Nel leggere Jane Jacobs, mi sono ricordato di alcune esperienze giovanili di partecipazione, negli anni Settanta, ai Comitati di quartiere delle aree centrali di Milano: Porta Romana, Porta Ticinese, Porta Garibaldi. I cittadini del quartiere, i comitati inquilini, le forze politiche locali si trovavano per avere un equo canone di affitto e per impedire alle grandi immobiliari e ai grandi proprietari di case di abbattere i quartieri, anziché ristrutturare le case, mantenendo dentro gli stessi inquilini. Fu una gioiosa utopia fallimentare, visto che oggi, in quelle zone, un appartamento può venire acquistato, o anche solo affittato, solo da famiglie con redditi elevatissimi.
La città diventa luogo delle classi alte, roccaforte di una cultura che non include più le generazioni operaie, le sacche di povertà e le dà in pasto alle peggiori demagogie sub-culturali, spesso aggiungendo il disprezzo, un tempo tipico della nobiltà, oggi presente nella borghesia intellettuale, che, a volte, si dichiara di sinistra.
Mi sono anche ricordato di Brasilia. L’invenzione urbanistica di Lucio Costa e Oscar Niemeyer, i cui edifici, in pieno deterioramento, mi capitò di visitare qualche anno fa. Brasilia, in nome del recupero delle povertà degli indios, realizzò l’emarginazione e l’inquinamento della foresta amazzonica.

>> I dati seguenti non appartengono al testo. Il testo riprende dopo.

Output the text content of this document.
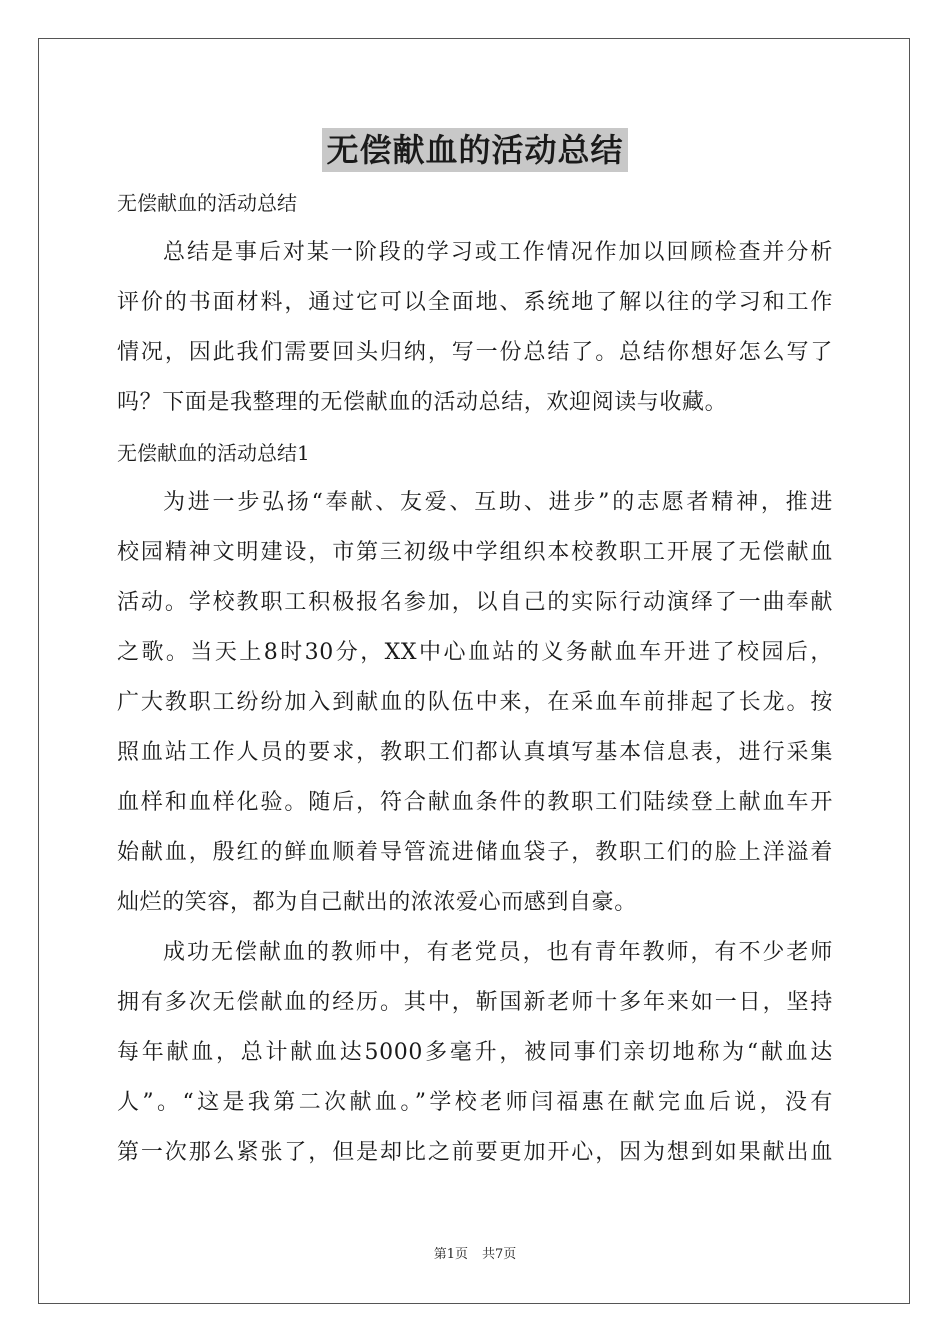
无偿献血的活动总结
无偿献血的活动总结
总结是事后对某一阶段的学习或工作情况作加以回顾检查并分析
评价的书面材料，通过它可以全面地、系统地了解以往的学习和工作
情况，因此我们需要回头归纳，写一份总结了。总结你想好怎么写了
吗？下面是我整理的无偿献血的活动总结，欢迎阅读与收藏。
无偿献血的活动总结1
为进一步弘扬“奉献、友爱、互助、进步”的志愿者精神，推进
校园精神文明建设，市第三初级中学组织本校教职工开展了无偿献血
活动。学校教职工积极报名参加，以自己的实际行动演绎了一曲奉献
之歌。当天上8时30分，XX中心血站的义务献血车开进了校园后，
广大教职工纷纷加入到献血的队伍中来，在采血车前排起了长龙。按
照血站工作人员的要求，教职工们都认真填写基本信息表，进行采集
血样和血样化验。随后，符合献血条件的教职工们陆续登上献血车开
始献血，殷红的鲜血顺着导管流进储血袋子，教职工们的脸上洋溢着
灿烂的笑容，都为自己献出的浓浓爱心而感到自豪。
成功无偿献血的教师中，有老党员，也有青年教师，有不少老师
拥有多次无偿献血的经历。其中，靳国新老师十多年来如一日，坚持
每年献血，总计献血达5000多毫升，被同事们亲切地称为“献血达
人”。“这是我第二次献血。”学校老师闫福惠在献完血后说，没有
第一次那么紧张了，但是却比之前要更加开心，因为想到如果献出血
第1页 共7页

Grandi boulevard, centri religiosi e amministrativi monumentali, dimensioni architettoniche enormi, enormi viali, che, anche qui, ispirano ideologie narcisiste, emarginando le popolazioni povere.

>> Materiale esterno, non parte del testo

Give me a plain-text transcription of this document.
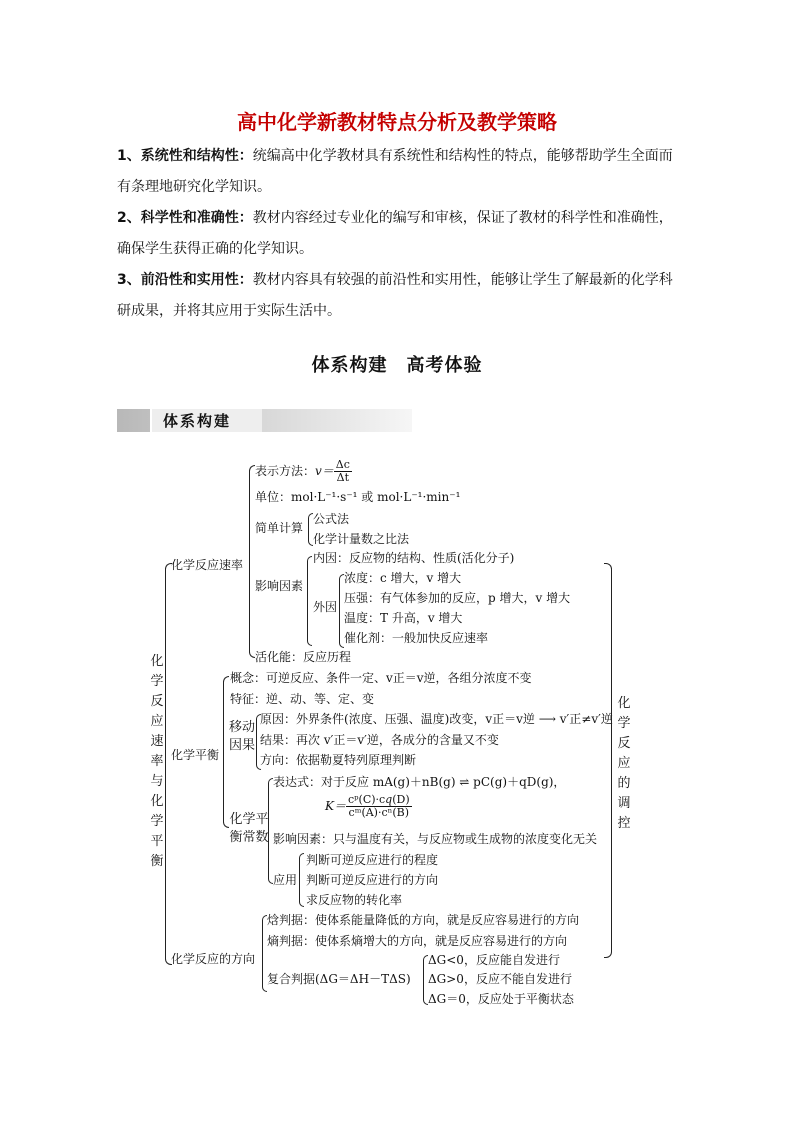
高中化学新教材特点分析及教学策略
1、系统性和结构性：统编高中化学教材具有系统性和结构性的特点，能够帮助学生全面而有条理地研究化学知识。
2、科学性和准确性：教材内容经过专业化的编写和审核，保证了教材的科学性和准确性，确保学生获得正确的化学知识。
3、前沿性和实用性：教材内容具有较强的前沿性和实用性，能够让学生了解最新的化学科研成果，并将其应用于实际生活中。
体系构建　高考体验
体系构建
化学反应速率与化学平衡
化学反应速率
表示方法：$v= \frac{\Delta c}{\Delta t}$
单位：mol·L⁻¹·s⁻¹ 或 mol·L⁻¹·min⁻¹
简单计算
公式法
化学计量数之比法
影响因素
内因：反应物的结构、性质(活化分子)
外因
浓度：c 增大，v 增大
压强：有气体参加的反应，p 增大，v 增大
温度：T 升高，v 增大
催化剂：一般加快反应速率
活化能：反应历程
化学平衡
概念：可逆反应、条件一定、v正＝v逆，各组分浓度不变
特征：逆、动、等、定、变
移动因果
原因：外界条件(浓度、压强、温度)改变，v正＝v逆 ⟶ v′正≠v′逆
结果：再次 v′正＝v′逆，各成分的含量又不变
方向：依据勒夏特列原理判断
化学平衡常数
表达式：对于反应 mA(g)＋nB(g) ⇌ pC(g)＋qD(g)，
$K= \frac{\text{cᵖ(C)·c𝑞(D)}}{\text{cᵐ(A)·cⁿ(B)}}$
影响因素：只与温度有关，与反应物或生成物的浓度变化无关
应用
判断可逆反应进行的程度
判断可逆反应进行的方向
求反应物的转化率
化学反应的方向
焓判据：使体系能量降低的方向，就是反应容易进行的方向
熵判据：使体系熵增大的方向，就是反应容易进行的方向
复合判据(ΔG＝ΔH－TΔS)
ΔG<0，反应能自发进行
ΔG>0，反应不能自发进行
ΔG＝0，反应处于平衡状态
化学反应的调控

L’idea di città satelliti, come la Brasilia di Oscar Niemeyer e Lúcio Costa, o di quartieri popolari orientati all’ideologia di Furier di phalanstère, unità integrate di migliaia di persone, in unità di abitazione standardizzate – come nelle opere di Le Corbusier a Berlino o a Marsiglia – sono esattamente l’opposto di quanto Jane Jacobs pensava, quando pensava le città.
Quel tipo di urbanistica è totalitarismo, come Karl-Marx-Alle a Berlino, o un pezzo di totalitarismo innestato dentro le democrazie, come il quartiere Zen di Palermo.

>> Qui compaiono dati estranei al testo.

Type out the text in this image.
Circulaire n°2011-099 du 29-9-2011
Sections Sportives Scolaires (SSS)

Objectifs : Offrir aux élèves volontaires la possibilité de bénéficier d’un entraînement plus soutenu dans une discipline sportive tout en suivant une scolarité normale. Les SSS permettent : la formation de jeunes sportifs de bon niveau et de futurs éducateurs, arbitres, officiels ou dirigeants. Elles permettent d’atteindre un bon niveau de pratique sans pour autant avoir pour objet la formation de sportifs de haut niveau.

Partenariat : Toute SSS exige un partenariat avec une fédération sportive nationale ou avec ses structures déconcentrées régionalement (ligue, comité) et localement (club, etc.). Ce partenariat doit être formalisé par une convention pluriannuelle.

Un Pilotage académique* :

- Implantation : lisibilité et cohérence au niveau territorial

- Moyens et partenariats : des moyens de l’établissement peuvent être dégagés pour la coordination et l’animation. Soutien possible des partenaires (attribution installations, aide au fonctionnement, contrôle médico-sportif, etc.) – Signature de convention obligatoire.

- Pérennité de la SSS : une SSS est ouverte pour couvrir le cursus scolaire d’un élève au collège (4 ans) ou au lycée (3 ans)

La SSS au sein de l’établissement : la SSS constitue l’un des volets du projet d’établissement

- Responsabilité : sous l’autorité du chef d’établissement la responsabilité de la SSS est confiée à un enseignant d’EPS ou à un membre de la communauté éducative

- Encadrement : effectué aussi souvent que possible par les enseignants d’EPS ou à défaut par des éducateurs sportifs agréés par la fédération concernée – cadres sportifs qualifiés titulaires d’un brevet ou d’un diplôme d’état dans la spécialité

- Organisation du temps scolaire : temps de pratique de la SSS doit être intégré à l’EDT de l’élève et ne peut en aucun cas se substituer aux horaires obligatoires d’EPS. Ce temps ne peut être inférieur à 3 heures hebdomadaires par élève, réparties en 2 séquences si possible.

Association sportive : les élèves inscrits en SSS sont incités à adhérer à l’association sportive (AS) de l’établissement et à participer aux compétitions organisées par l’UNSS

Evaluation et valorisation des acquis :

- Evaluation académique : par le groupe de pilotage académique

In uno dei suoi ultimi libri – ne ha scritti innumerevoli, modificando, come ogni persona di cultura, le sue posizioni – Systems of Survival, del 1992, Jacobs esplicita la sua posizione etica parlando di sue sindromi differenti. Benché la parola “sindrome” non sia considerata che una metafora ripresa dalla medicina, essa si compone, come in medicina, di “sintomi”, che, trasformati in segni, orientano la diagnosi clinica. Jacobs distingue la sindrome etica del guardiano dalla sindrome etica del commercio. Si riferisce al mantenimento della presenza del piccolo commerciante di quartiere, come il macellaio di Bloom, nell’Ulisse.
Oggi invece le due etiche sembrano avere trovato la loro sintesi nei centri urbani dove compri solo le grandi marche e ti rivolgi solo ai supermercati: i mall, gli outlet. L’idea potrebbe essere che, prima di mettere mano a una città, a un quartiere, a una casa, sarebbe d’uopo che l’architetto andasse a prendersi un rognone di castrato alle otto del mattino presso il macellaio d’angolo e rimanesse a vivere là per almeno un mese, così capirebbe che cosa va a distruggere nel mettere in atto un progetto che scaturisce dalla sua testa. È un’ottima occasione per vedere un interessante corto di Nanni Moretti: The Last Customer.